Existe un curioso doble rasero en los argumentos de los detractores: las personas deben poder decidir de manera autónoma sus últimos deseos, pero sólo si se ajustan al patrón de moralidad vigente. De todas las célebres desviaciones de la norma—en 1987, la petición de Lord Avebury de que sus restos alimentaran a los perros; en 2005, las cenizas de Hunter Thompson siendo disparadas por un cañón…—ninguna ha provocado tanta indignación como la congelación de Williams.

También existe cierta sombra de coacción tras la idea de que Alcor, teniendo un interés de tipo financiero en la muerte de alguien, sea más sospechosa que una funeraria al uso, pero lo cierto es que la criónica es una forma relativamente barata de irse de este mundo. En ocasiones se ha hecho público el considerable gasto de una suspensión—de 80.000 a 150.000 dólares—, pero el dispendio puede tratarse como la contratación de un seguro de vida.
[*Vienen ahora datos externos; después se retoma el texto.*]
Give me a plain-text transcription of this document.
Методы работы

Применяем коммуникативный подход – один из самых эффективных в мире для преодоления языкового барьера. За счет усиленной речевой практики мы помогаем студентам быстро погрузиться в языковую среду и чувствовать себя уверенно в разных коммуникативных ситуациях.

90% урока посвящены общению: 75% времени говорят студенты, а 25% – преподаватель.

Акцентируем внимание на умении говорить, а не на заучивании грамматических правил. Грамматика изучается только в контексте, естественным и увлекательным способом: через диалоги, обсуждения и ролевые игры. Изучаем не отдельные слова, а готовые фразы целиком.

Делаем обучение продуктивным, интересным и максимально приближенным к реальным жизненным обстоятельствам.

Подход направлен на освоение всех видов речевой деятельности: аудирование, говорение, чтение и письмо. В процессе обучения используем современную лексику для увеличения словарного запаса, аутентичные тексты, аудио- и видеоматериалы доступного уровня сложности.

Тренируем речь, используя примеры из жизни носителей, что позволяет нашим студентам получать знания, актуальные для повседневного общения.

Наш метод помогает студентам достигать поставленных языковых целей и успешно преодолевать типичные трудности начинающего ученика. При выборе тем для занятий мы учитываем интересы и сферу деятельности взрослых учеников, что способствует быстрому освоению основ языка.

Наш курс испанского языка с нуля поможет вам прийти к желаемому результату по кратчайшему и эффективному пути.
Los pagos mensuales a Alcor ascienden a 600 dólares, de los cuales 450 pueden deducirse de los impuestos; por tanto, se tardarían 30 años en desembolsar el equivalente al coste de un funeral medio en Estados Unidos (unos 6.000 dólares, según la Federal Trade Commission). En los alrededores de Los Angeles, chillones anuncios de la franquicia de cementerios Forest Lawn instan al lector: NO TENGA UN FUNERAL COMO EL DE LOS DEMÁS. Esta campaña publicitaria me parece más repelente y manipuladora que la más espeluznante literatura de Alcor que yo pudiera leer en 1990.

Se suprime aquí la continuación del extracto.